LSTM-Based Proactive Congestion Management for Internet of Vehicle Networks
Aly Sabri Abdalla, Ahmad Al-Kabbany, Ehab F. Badran, Vuk Marojevic
TL;DR
IoV networks suffer from channel congestion that degrades delivery of safety messages. The authors propose a proactive open-loop congestion management framework that combines a stacked LSTM sequence-to-sequence predictor trained on NS3-SUMO generated data with a K-means-based packet prioritization scheme using TTL and priority headers. Key contributions include a realistic IoV congestion dataset, a two-layer stacked LSTM achieving about 99% test accuracy with RMSE around 2147, and a two-class packet clustering validated by silhouette scores.
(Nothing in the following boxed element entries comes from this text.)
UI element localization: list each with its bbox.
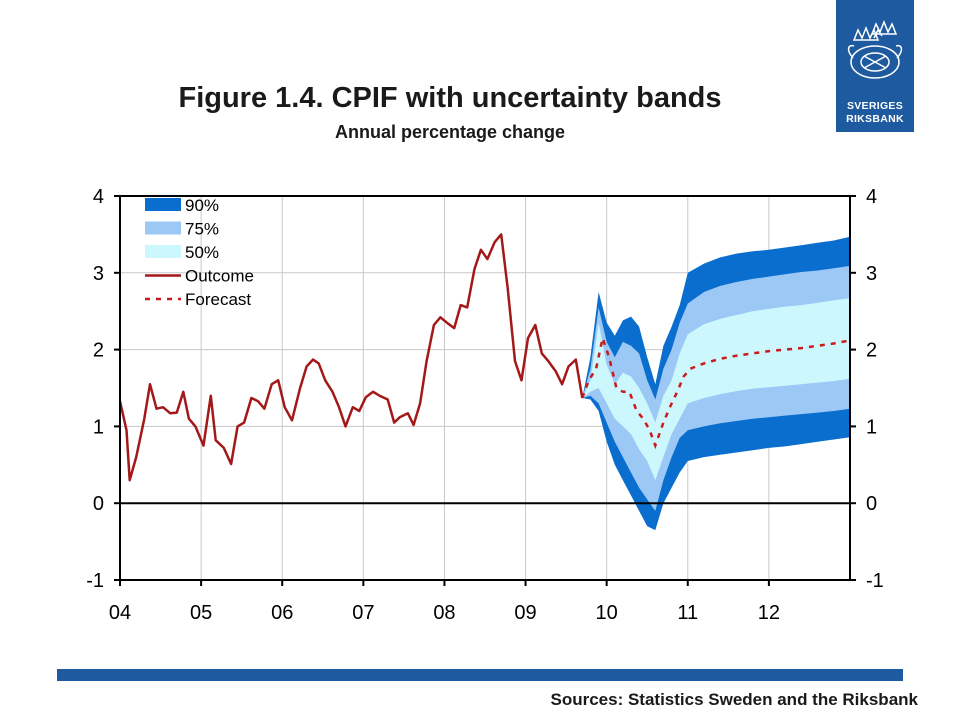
logo-text-line2: RIKSBANK [846,113,904,125]
y-tick-label-left: 0 [93,493,104,515]
y-tick-label-right: 3 [866,263,877,285]
legend-label-band50: 50% [185,243,219,262]
x-tick-label: 09 [514,602,536,624]
y-tick-label-right: 0 [866,493,877,515]
page-title: Figure 1.4. CPIF with uncertainty bands [178,82,722,114]
y-tick-label-right: 4 [866,186,877,208]
x-tick-label: 08 [433,602,455,624]
plot-frame [119,195,851,581]
y-tick-label-right: 1 [866,416,877,438]
y-tick-label-left: -1 [86,570,104,592]
forecast-line [581,333,851,450]
logo-text-line1: SVERIGES [846,100,904,112]
y-tick-label-left: 2 [93,340,104,362]
x-tick-label: 12 [758,602,780,624]
x-tick-label: 07 [352,602,374,624]
y-tick-label-left: 3 [93,263,104,285]
legend-swatch-band75 [145,221,181,235]
legend-swatch-band90 [145,198,181,211]
axes: -1 -10 01 12 23 34 404 05 06 07 08 09 10 11 12 [86,186,884,624]
legend: 90% 75% 50% Outcome Forecast [145,196,254,309]
crown-emblem-icon [847,19,903,79]
legend-swatch-band50 [145,245,181,258]
outcome-line [118,233,584,482]
y-tick-label-left: 4 [93,186,104,208]
legend-label-forecast: Forecast [185,290,251,309]
uncertainty-bands [582,236,850,531]
y-tick-label-right: -1 [866,570,884,592]
legend-label-outcome: Outcome [185,267,254,286]
footer-bar [57,669,903,681]
series-lines [118,233,851,482]
x-tick-label: 06 [271,602,293,624]
riksbank-logo: SVERIGES RIKSBANK [836,0,914,132]
x-tick-label: 04 [109,602,131,624]
legend-label-band90: 90% [185,196,219,215]
cpif-chart: -1 -10 01 12 23 34 404 05 06 07 08 09 10 11 12 90%75%5… [86,186,884,624]
source-note: Sources: Statistics Sweden and the Riksb… [550,690,918,709]
y-tick-label-right: 2 [866,340,877,362]
x-tick-label: 05 [190,602,212,624]
page-subtitle: Annual percentage change [334,122,566,142]
legend-label-band75: 75% [185,220,219,239]
band-50 [582,298,850,481]
y-tick-label-left: 1 [93,416,104,438]
x-tick-label: 10 [596,602,618,624]
x-tick-label: 11 [677,602,698,624]
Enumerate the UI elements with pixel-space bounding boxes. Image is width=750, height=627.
The approach enables real-time congestion forecasting and prioritized safety-message delivery, with potential integration into future RAN architectures such as O-RAN.
Abstract
Vehicle-to-everything (V2X) networks support a variety of safety, entertainment, and commercial applications. This is realized by applying the principles of the Internet of Vehicles (IoV) to facilitate connectivity among vehicles and between vehicles and roadside units (RSUs). Network congestion management is essential for IoVs and it represents a significant concern due to its impact on improving the efficiency of transportation systems and providing reliable communication among vehicles for the timely delivery of safety-critical packets. This paper introduces a framework for proactive congestion management for IoV networks. We generate congestion scenarios and a data set to predict the congestion using LSTM. We present the framework and the packet congestion dataset. Simulation results using SUMO with NS3 demonstrate the effectiveness of the framework for forecasting IoV network congestion and clustering/prioritizing packets employing recurrent neural networks.